Yukarıda ifade edildiği gibi, Gülen Anadolu İslamı veya Anadolu Tasavvufu diye isimlendirilebilecek hoşgörüye ve Türk modernliğine özel bir vurgu yapan bir yaklaşımı savunmaktadır. İslam'ın modern dünyayla bir karşıtlık içinde olmadığını da vurgulayan bu söylem, İslam'ın Suud ve İran tarafından ele alınan şekillerine veya imajlarına bir alternatiftir.
Onun söylemi, her ne kadar kendisi İslam'ın zaten ılımlı olduğunu ifade ederek bu tanımlamayı şiddetle reddetse de, bir tür 'ılımlı İslamı' temsil etmektedir.
New York Times gazetesinin sorularına yazılı olarak verdiği cevaplarda 'bir İslami rejim kurma gayretinde olmadığını, fakat idarenin etnik ve ideolojik farklılıklara ayrımcılık için bir sebep olarak değil de, bir kültürel mozaik olarak yaklaşması için harcanan çabaları desteklediğini' ifade etmiştir.[16]
Demokratik Sol Parti'nin lideri olarak başbakan olduğu dönemde Bülent Ecevit, Gülen'i ve faaliyetlerini desteklemiştir.
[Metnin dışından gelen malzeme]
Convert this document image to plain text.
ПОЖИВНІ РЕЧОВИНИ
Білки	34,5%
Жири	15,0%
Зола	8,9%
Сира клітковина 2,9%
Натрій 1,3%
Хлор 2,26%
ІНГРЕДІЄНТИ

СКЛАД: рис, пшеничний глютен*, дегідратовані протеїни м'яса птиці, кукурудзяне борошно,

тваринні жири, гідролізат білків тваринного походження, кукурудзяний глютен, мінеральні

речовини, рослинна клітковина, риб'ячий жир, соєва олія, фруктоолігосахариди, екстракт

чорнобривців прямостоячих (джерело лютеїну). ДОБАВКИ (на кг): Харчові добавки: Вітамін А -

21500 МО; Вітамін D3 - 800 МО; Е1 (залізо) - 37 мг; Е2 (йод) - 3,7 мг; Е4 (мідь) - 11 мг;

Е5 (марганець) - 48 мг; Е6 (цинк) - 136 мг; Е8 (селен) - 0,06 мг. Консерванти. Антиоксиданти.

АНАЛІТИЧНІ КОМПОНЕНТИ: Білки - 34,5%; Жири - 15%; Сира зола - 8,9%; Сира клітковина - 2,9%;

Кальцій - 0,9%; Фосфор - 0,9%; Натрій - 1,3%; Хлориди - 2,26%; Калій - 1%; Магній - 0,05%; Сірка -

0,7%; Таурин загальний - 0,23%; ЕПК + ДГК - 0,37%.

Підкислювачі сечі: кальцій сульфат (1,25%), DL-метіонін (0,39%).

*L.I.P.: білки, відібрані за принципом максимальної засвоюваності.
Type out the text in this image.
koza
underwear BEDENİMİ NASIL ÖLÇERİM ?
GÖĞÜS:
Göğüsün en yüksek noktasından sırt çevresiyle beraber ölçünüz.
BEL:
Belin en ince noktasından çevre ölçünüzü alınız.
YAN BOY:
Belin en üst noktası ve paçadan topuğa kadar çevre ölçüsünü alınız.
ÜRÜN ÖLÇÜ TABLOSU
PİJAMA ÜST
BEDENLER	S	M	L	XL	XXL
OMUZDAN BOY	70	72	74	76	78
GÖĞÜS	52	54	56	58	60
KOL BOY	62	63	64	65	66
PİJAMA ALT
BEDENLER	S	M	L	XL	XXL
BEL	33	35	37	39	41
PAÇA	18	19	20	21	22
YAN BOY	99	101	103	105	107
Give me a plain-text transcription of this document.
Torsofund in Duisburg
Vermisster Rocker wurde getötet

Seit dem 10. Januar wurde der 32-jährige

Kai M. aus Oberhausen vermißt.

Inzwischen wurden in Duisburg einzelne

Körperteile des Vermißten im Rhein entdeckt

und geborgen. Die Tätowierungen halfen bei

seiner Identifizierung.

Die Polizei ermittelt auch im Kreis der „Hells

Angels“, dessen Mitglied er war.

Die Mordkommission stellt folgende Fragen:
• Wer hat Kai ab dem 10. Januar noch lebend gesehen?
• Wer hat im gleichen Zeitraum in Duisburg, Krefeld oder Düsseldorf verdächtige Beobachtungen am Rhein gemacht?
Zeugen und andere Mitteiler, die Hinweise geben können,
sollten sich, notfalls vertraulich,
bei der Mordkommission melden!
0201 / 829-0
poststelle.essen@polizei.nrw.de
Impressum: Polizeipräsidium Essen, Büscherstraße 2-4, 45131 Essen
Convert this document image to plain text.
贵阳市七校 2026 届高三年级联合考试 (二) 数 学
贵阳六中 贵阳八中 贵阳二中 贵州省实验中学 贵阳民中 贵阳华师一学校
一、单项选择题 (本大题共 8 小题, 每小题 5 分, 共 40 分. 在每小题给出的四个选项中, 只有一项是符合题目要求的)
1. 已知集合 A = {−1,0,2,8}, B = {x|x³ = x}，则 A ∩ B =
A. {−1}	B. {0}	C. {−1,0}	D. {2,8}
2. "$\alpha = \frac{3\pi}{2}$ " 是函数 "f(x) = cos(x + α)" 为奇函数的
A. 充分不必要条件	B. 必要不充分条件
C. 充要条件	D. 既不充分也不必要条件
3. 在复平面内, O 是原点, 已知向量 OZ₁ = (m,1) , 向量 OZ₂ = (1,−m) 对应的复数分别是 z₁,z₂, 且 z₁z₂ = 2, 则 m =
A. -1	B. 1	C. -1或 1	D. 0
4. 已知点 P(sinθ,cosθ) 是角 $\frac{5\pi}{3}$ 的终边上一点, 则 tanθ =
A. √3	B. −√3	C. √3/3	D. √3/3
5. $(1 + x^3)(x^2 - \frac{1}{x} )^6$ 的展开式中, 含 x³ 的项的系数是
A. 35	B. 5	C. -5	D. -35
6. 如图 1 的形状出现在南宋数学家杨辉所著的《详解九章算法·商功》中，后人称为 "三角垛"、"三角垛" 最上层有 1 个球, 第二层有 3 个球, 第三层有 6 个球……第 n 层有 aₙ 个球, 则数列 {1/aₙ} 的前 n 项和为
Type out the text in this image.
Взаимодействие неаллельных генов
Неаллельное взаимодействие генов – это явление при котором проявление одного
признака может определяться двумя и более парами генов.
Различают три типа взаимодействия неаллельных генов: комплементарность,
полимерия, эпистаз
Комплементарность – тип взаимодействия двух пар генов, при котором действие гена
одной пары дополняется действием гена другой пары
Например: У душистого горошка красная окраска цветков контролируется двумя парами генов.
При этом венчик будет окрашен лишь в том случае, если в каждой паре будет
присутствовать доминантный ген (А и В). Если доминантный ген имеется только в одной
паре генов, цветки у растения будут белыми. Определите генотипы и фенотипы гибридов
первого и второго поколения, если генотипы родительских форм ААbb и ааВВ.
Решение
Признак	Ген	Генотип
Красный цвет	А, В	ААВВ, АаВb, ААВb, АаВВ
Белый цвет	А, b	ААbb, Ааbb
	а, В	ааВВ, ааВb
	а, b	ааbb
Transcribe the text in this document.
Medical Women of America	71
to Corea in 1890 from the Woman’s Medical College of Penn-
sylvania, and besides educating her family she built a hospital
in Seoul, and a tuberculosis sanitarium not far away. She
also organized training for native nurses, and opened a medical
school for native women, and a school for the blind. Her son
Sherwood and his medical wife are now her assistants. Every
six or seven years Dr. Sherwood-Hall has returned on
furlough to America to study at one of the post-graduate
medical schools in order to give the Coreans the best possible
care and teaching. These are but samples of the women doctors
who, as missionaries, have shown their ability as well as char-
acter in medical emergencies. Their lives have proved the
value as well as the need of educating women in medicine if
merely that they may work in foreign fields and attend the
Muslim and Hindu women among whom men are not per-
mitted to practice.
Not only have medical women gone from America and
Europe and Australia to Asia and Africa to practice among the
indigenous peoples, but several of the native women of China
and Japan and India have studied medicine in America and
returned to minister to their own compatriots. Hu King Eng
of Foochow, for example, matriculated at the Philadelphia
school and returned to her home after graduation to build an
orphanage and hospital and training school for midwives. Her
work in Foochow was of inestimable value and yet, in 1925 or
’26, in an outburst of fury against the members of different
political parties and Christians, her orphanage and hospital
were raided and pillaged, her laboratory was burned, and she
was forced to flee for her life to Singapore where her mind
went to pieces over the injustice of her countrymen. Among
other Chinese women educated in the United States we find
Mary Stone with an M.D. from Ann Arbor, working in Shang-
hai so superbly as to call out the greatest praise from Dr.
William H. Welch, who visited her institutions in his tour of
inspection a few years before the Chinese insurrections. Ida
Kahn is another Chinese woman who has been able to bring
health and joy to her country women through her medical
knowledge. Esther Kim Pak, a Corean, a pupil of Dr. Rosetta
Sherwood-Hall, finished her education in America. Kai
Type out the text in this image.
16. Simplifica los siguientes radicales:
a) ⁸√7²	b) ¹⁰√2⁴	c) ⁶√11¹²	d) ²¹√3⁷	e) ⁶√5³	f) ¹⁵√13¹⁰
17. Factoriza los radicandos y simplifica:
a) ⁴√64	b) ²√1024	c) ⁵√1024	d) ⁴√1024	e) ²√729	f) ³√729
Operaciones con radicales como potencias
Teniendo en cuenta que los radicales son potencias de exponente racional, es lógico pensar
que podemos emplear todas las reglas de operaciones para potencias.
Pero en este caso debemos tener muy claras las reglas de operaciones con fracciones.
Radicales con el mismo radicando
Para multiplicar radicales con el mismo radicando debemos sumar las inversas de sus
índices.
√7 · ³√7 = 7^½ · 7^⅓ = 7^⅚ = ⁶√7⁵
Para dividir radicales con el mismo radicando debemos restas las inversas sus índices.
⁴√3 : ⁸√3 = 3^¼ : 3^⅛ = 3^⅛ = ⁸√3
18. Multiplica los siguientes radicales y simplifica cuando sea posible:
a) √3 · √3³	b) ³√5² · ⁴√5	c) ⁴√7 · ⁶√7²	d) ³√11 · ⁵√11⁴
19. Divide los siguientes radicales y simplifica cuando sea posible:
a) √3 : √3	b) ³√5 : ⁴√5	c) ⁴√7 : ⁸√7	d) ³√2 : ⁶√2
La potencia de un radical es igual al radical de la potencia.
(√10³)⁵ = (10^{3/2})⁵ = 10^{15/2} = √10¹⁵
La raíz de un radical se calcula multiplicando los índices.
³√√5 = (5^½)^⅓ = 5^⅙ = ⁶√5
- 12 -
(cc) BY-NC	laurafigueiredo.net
Pek çok ortamda bu faaliyetleri açıkça övmüş ve yüceltmiştir. 2000 yılında Davos'ta düzenlenen Dünya Ekonomik Forumu'na katıldığında, konuşmasında dünyanın değişik yerlerinde eğitim veren Gülen okullarının önemine vurgu yapmış ve bu okulların Türk kültürüne nasıl destek olduklarının altını çizmiştir.[17] Ofisinde Gazeteciler ve Yazarlar Vakfı'nın temsilcilerini kabul ettiğinde, kendisinin bu okulların Türk kültürünü 600 yılda Osmanlı Devleti tarafından ulaşılamayan sınırlara kadar ulaştırdığına inandığı için bu okulları desteklediğini yeniden ifade etmiştir.[18]
Pek çok ilim adamı 'Gülen'in insanların manevi ihtiyaçlarına hitap etmeyi, kitleleri terbiye etmeyi ve karışıklık zamanlarında istikrara katkıda bulunmayı amaçlayan kadim tasavvuf geleneğinin devamı niteliğinde olduğu' konusunda hem fikirdirler. Gelmiş geçmiş tasavvuf ehlinin çoğu gibi (13. yy.'ın zirve ismi Mevlana da dâhil), Gülen'in de politik bir güç elde etme peşinde olduğu şüphesine düşülmüştür. Halbuki bu apolitik duruşta meydana gelebilecek en ufak bir değişiklik evvela Gülen'in adıyla anılan harekete zarar verecektir.'[19] Her ne kadar Gülen hemen her fırsatta politik hedefleri olmadığını, dinin politikaya alet edilmesine şiddetle karşı olduğunu, onun yaklaşımında temel vurgunun bireye olduğunu ikrar etse de; Gülen'i ve hareketini devlete karşı potansiyel bir tehdit olarak göstermek isteyen çevreler halen bulunmaktadır.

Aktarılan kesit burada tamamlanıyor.